Syd Kult est un groupe d'origine parisienne. Une triplette qui traine ses guêtres dans les bas-fonds du rock au sens le plus large possible afin d'assouvir sa soif créative. En un peu moins de neuf ans, le groupe a sorti deux albums et trois EP et vient de produire "Damnatio Memoriae". Fort de son expérience, le combo façonne un disque qui puise dans l'Antiquité un thème qui apparaît de nos jours encore plus prégnant qu'à l'époque et que l'on appellerait aujourd'hui "la cancel culture". Dans les temps anciens (à Rome), le Sénat votait des lois visant principalement les puissants pour effacer de la mémoire collective leurs honneurs, leurs représentations (monuments...) et donc leur existence.
Ce sujet fort offre donc musicalement des perspectives intéressantes dont Syd Kult se saisit dans ce nouvel album. La colère transpire de 'Unleash The Dogs' et de 'All Along The Way' au refrain à la fois rageur et dépouillé dans le mix comme pour accentuer cette émotion. Syd Kult pioche ainsi dans Soundgarden son interprétation habitée et sauvage à la Chris Cornell. Le trio libère sa parole dans des titres plus massifs et directs, mettant de côté l'aspect progressif qui émaillait les précédents albums. Il gagne ainsi en efficacité avec notamment 'Where We Belong' à la mélodie dévastatrice par sa rythmique diabolique et ses courts solos bien trouvés.
L'équilibre entre l'expression musicale plutôt libre et le chant qui guide l'auditeur est justement pensé et arrangé tout au long de l'album. L'instrumental 'March Of The Tyrans' accentue l'aspect immersif de l'album en lui apportant une touche cinématographique supplémentaire portée simplement par le contraste entre une rythmique martiale et la mélodie qui s'y greffe, permettant à chacun de se créer ses propres images (liées à l'actualité encore récente). Vu sous le prisme des évènements actuels, le titre prend encore plus de sens sans forcément le vouloir à la base. 'Alpha Orionis Supernova' s'inscrit dans ce sillon avec un versant électronique et plus clinique. Le titre amorce un 'Bittersweet' plus chaleureux, organique et humain grâce à l'apport de l'acoustique, et à la mélodie imparable teintée d'une mélancolie vaporeuse.
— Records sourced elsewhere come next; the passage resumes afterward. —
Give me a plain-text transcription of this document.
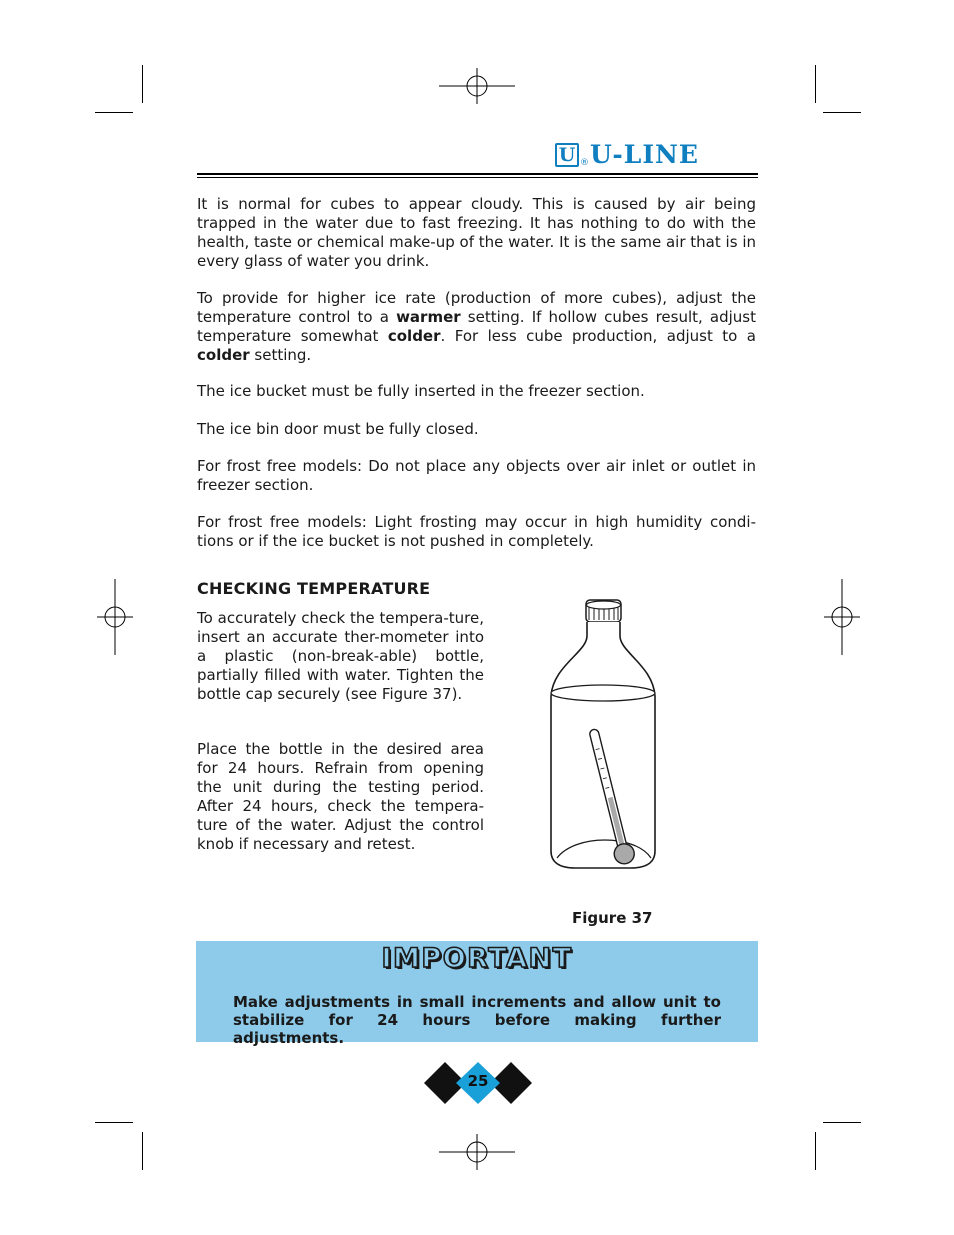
U ® U-LINE

It is normal for cubes to appear cloudy. This is caused by air being trapped in the water due to fast freezing. It has nothing to do with the health, taste or chemical make-up of the water. It is the same air that is in every glass of water you drink.

To provide for higher ice rate (production of more cubes), adjust the temperature control to a warmer setting. If hollow cubes result, adjust temperature somewhat colder. For less cube production, adjust to a colder setting.

The ice bucket must be fully inserted in the freezer section.

The ice bin door must be fully closed.

For frost free models: Do not place any objects over air inlet or outlet in freezer section.

For frost free models: Light frosting may occur in high humidity condi-tions or if the ice bucket is not pushed in completely.

CHECKING TEMPERATURE

To accurately check the tempera-ture, insert an accurate ther-mometer into a plastic (non-break-able) bottle, partially filled with water. Tighten the bottle cap securely (see Figure 37).

Place the bottle in the desired area for 24 hours. Refrain from opening the unit during the testing period. After 24 hours, check the tempera-ture of the water. Adjust the control knob if necessary and retest.

Figure 37
IMPORTANT
Make adjustments in small increments and allow unit to stabilize for 24 hours before making further adjustments.
25
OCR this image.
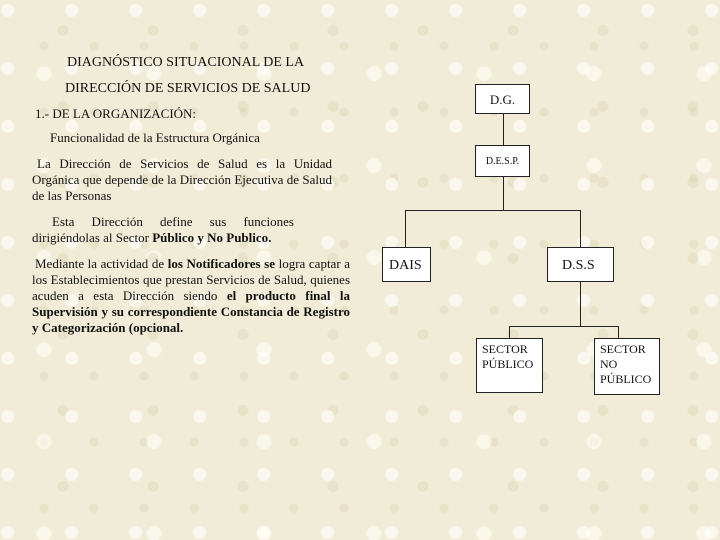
DIAGNÓSTICO SITUACIONAL DE LA
DIRECCIÓN DE SERVICIOS DE SALUD
1.- DE LA ORGANIZACIÓN:
Funcionalidad de la Estructura Orgánica
La Dirección de Servicios de Salud es la Unidad Orgánica que depende de la Dirección Ejecutiva de Salud de las Personas
Esta Dirección define sus funciones dirigiéndolas al Sector Público y No Publico.
Mediante la actividad de los Notificadores se logra captar a los Establecimientos que prestan Servicios de Salud, quienes acuden a esta Dirección siendo el producto final la Supervisión y su correspondiente Constancia de Registro y Categorización (opcional.
D.G.
D.E.S.P.
DAIS	D.S.S
SECTOR PÚBLICO
SECTOR NO PÚBLICO
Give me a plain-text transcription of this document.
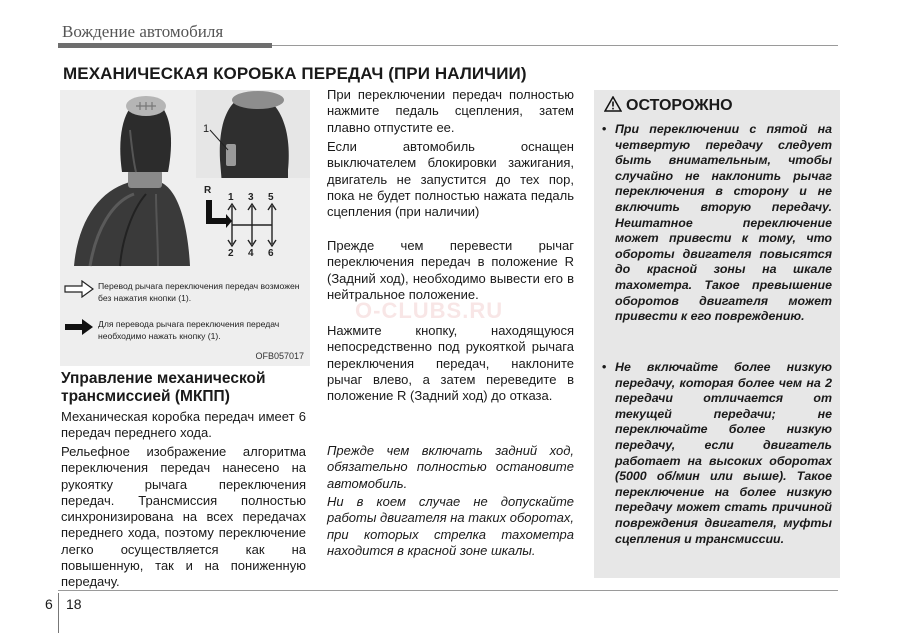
Вождение автомобиля
МЕХАНИЧЕСКАЯ КОРОБКА ПЕРЕДАЧ (ПРИ НАЛИЧИИ)
1
R
1 3 5
2 4 6
Перевод рычага переключения передач возможен без нажатия кнопки (1).
Для перевода рычага переключения передач необходимо нажать кнопку (1).
OFB057017
Управление механической трансмиссией (МКПП)
Механическая коробка передач имеет 6 передач переднего хода.
Рельефное изображение алгоритма переключения передач нанесено на рукоятку рычага переключения передач. Трансмиссия полностью синхронизирована на всех передачах переднего хода, поэтому переключение легко осуществляется как на повышенную, так и на пониженную передачу.
При переключении передач полностью нажмите педаль сцепления, затем плавно отпустите ее.
Если автомобиль оснащен выключателем блокировки зажигания, двигатель не запустится до тех пор, пока не будет полностью нажата педаль сцепления (при наличии)
Прежде чем перевести рычаг переключения передач в положение R (Задний ход), необходимо вывести его в нейтральное положение.
Нажмите кнопку, находящуюся непосредственно под рукояткой рычага переключения передач, наклоните рычаг влево, а затем переведите в положение R (Задний ход) до отказа.
Прежде чем включать задний ход, обязательно полностью остановите автомобиль.
Ни в коем случае не допускайте работы двигателя на таких оборотах, при которых стрелка тахометра находится в красной зоне шкалы.
O-CLUBS.RU
ОСТОРОЖНО
• При переключении с пятой на четвертую передачу следует быть внимательным, чтобы случайно не наклонить рычаг переключения в сторону и не включить вторую передачу. Нештатное переключение может привести к тому, что обороты двигателя повысятся до красной зоны на шкале тахометра. Такое превышение оборотов двигателя может привести к его повреждению.
• Не включайте более низкую передачу, которая более чем на 2 передачи отличается от текущей передачи; не переключайте более низкую передачу, если двигатель работает на высоких оборотах (5000 об/мин или выше). Такое переключение на более низкую передачу может стать причиной повреждения двигателя, муфты сцепления и трансмиссии.
6 18
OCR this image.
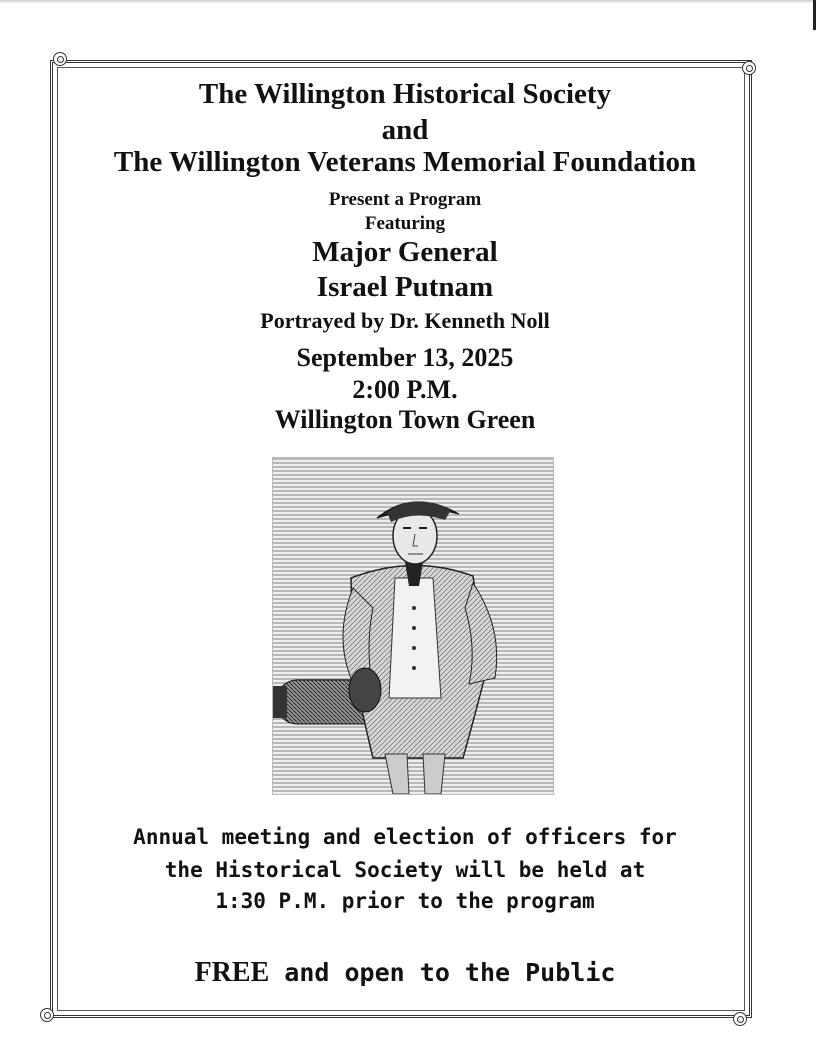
The Willington Historical Society

and

The Willington Veterans Memorial Foundation

Present a Program

Featuring

Major General

Israel Putnam

Portrayed by Dr. Kenneth Noll

September 13, 2025

2:00 P.M.

Willington Town Green

Annual meeting and election of officers for

the Historical Society will be held at

1:30 P.M. prior to the program

FREE and open to the Public
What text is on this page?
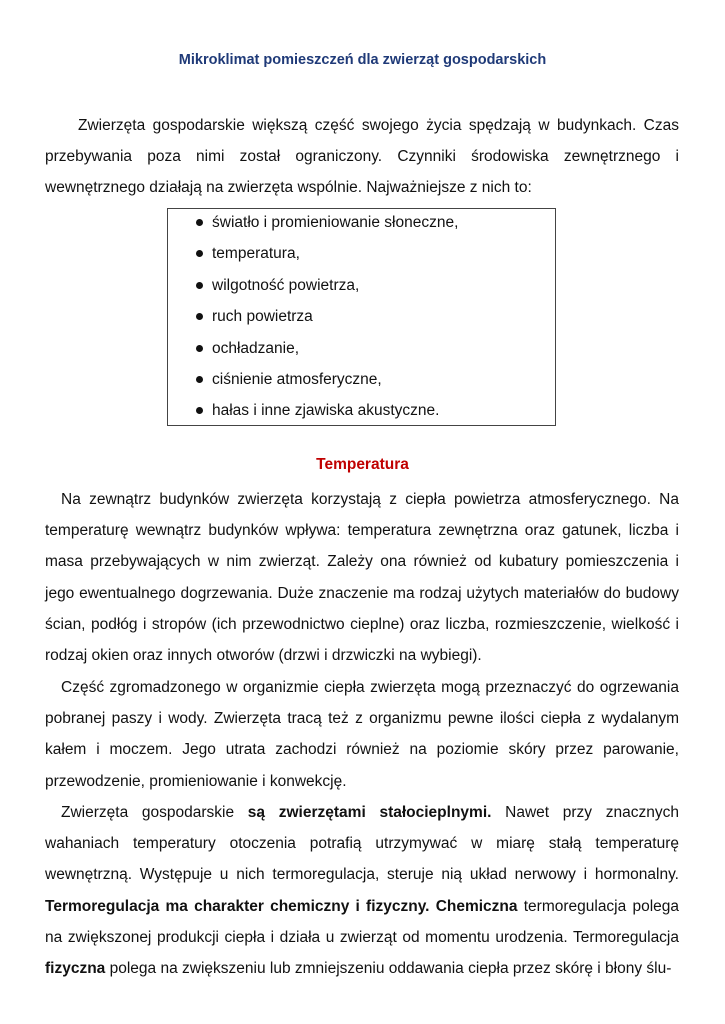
Mikroklimat pomieszczeń dla zwierząt gospodarskich

Zwierzęta gospodarskie większą część swojego życia spędzają w budynkach. Czas przebywania poza nimi został ograniczony. Czynniki środowiska zewnętrznego i wewnętrznego działają na zwierzęta wspólnie. Najważniejsze z nich to:

światło i promieniowanie słoneczne,
temperatura,
wilgotność powietrza,
ruch powietrza
ochładzanie,
ciśnienie atmosferyczne,
hałas i inne zjawiska akustyczne.
Temperatura

Na zewnątrz budynków zwierzęta korzystają z ciepła powietrza atmosferycznego. Na temperaturę wewnątrz budynków wpływa: temperatura zewnętrzna oraz gatunek, liczba i masa przebywających w nim zwierząt. Zależy ona również od kubatury pomieszczenia i jego ewentualnego dogrzewania. Duże znaczenie ma rodzaj użytych materiałów do budowy ścian, podłóg i stropów (ich przewodnictwo cieplne) oraz liczba, rozmieszczenie, wielkość i rodzaj okien oraz innych otworów (drzwi i drzwiczki na wybiegi).

Część zgromadzonego w organizmie ciepła zwierzęta mogą przeznaczyć do ogrzewania pobranej paszy i wody. Zwierzęta tracą też z organizmu pewne ilości ciepła z wydalanym kałem i moczem. Jego utrata zachodzi również na poziomie skóry przez parowanie, przewodzenie, promieniowanie i konwekcję.

Zwierzęta gospodarskie są zwierzętami stałocieplnymi. Nawet przy znacznych wahaniach temperatury otoczenia potrafią utrzymywać w miarę stałą temperaturę wewnętrzną. Występuje u nich termoregulacja, steruje nią układ nerwowy i hormonalny. Termoregulacja ma charakter chemiczny i fizyczny. Chemiczna termoregulacja polega na zwiększonej produkcji ciepła i działa u zwierząt od momentu urodzenia. Termoregulacja fizyczna polega na zwiększeniu lub zmniejszeniu oddawania ciepła przez skórę i błony ślu-
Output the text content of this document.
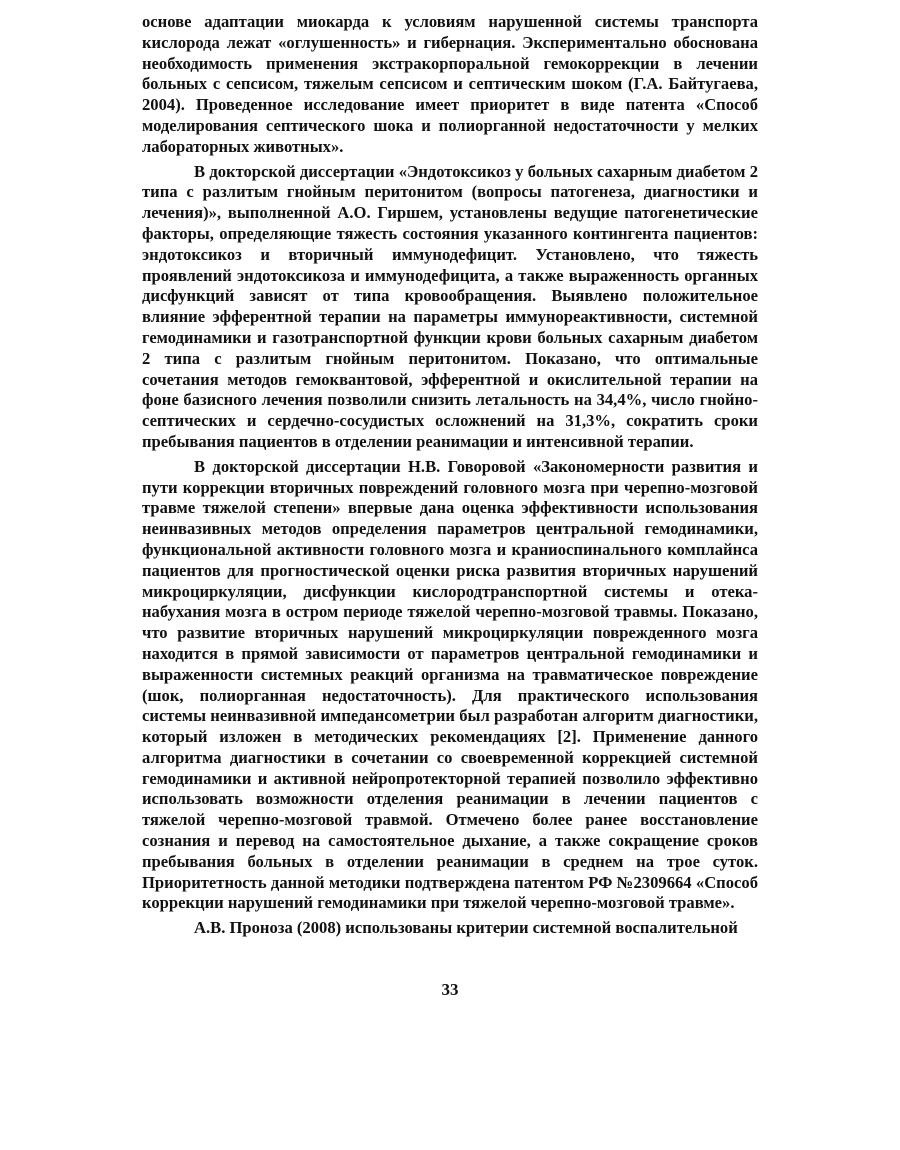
основе адаптации миокарда к условиям нарушенной системы транспорта кислорода лежат «оглушенность» и гибернация. Экспериментально обоснована необходимость применения экстракорпоральной гемокоррекции в лечении больных с сепсисом, тяжелым сепсисом и септическим шоком (Г.А. Байтугаева, 2004). Проведенное исследование имеет приоритет в виде патента «Способ моделирования септического шока и полиорганной недостаточности у мелких лабораторных животных».

В докторской диссертации «Эндотоксикоз у больных сахарным диабетом 2 типа с разлитым гнойным перитонитом (вопросы патогенеза, диагностики и лечения)», выполненной А.О. Гиршем, установлены ведущие патогенетические факторы, определяющие тяжесть состояния указанного контингента пациентов: эндотоксикоз и вторичный иммунодефицит. Установлено, что тяжесть проявлений эндотоксикоза и иммунодефицита, а также выраженность органных дисфункций зависят от типа кровообращения. Выявлено положительное влияние эфферентной терапии на параметры иммунореактивности, системной гемодинамики и газотранспортной функции крови больных сахарным диабетом 2 типа с разлитым гнойным перитонитом. Показано, что оптимальные сочетания методов гемоквантовой, эфферентной и окислительной терапии на фоне базисного лечения позволили снизить летальность на 34,4%, число гнойно-септических и сердечно-сосудистых осложнений на 31,3%, сократить сроки пребывания пациентов в отделении реанимации и интенсивной терапии.

В докторской диссертации Н.В. Говоровой «Закономерности развития и пути коррекции вторичных повреждений головного мозга при черепно-мозговой травме тяжелой степени» впервые дана оценка эффективности использования неинвазивных методов определения параметров центральной гемодинамики, функциональной активности головного мозга и краниоспинального комплайнса пациентов для прогностической оценки риска развития вторичных нарушений микроциркуляции, дисфункции кислородтранспортной системы и отека-набухания мозга в остром периоде тяжелой черепно-мозговой травмы. Показано, что развитие вторичных нарушений микроциркуляции поврежденного мозга находится в прямой зависимости от параметров центральной гемодинамики и выраженности системных реакций организма на травматическое повреждение (шок, полиорганная недостаточность). Для практического использования системы неинвазивной импедансометрии был разработан алгоритм диагностики, который изложен в методических рекомендациях [2]. Применение данного алгоритма диагностики в сочетании со своевременной коррекцией системной гемодинамики и активной нейропротекторной терапией позволило эффективно использовать возможности отделения реанимации в лечении пациентов с тяжелой черепно-мозговой травмой. Отмечено более ранее восстановление сознания и перевод на самостоятельное дыхание, а также сокращение сроков пребывания больных в отделении реанимации в среднем на трое суток. Приоритетность данной методики подтверждена патентом РФ №2309664 «Способ коррекции нарушений гемодинамики при тяжелой черепно-мозговой травме».

А.В. Проноза (2008) использованы критерии системной воспалительной

33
Si la volonté du groupe était de frapper les esprits avec des titres plus ramassés, il n'en oublie pas non plus de lui apporter un surplus progressif tant dans l'interprétation expressive ('Deaf Call') que dans l'instrumentation pour atteindre le summum dans 'Damnatio Memoriae'. Le titre est à lui seul une sorte de bande originale de film, avec une introduction fantomatique suivie d'une évolution progressive qui alterne plusieurs mouvements d'abord lents, avec un chant éraillé parfois proche de Molybaron, laissant place à l'inquiétude et à la torpeur dignes des compositions de Hans Zimmer pour aboutir à une fin plus épique.
"Damnatio Memoriae" ne s'apprivoise pas si facilement que cela et il faudra de nombreuses écoutes pour en dévoiler toute sa richesse. C'est un signe de qualité que de demander de tels efforts pour obtenir cette récompense. Il y a à la fois une belle maîtrise mais aussi un aspect sauvage pour traduire un état d'esprit réfléchi et en même temps une colère moins contrôlée. Avec de tels arguments, l'album n'est pas prêt d'être effacé de vos mémoires.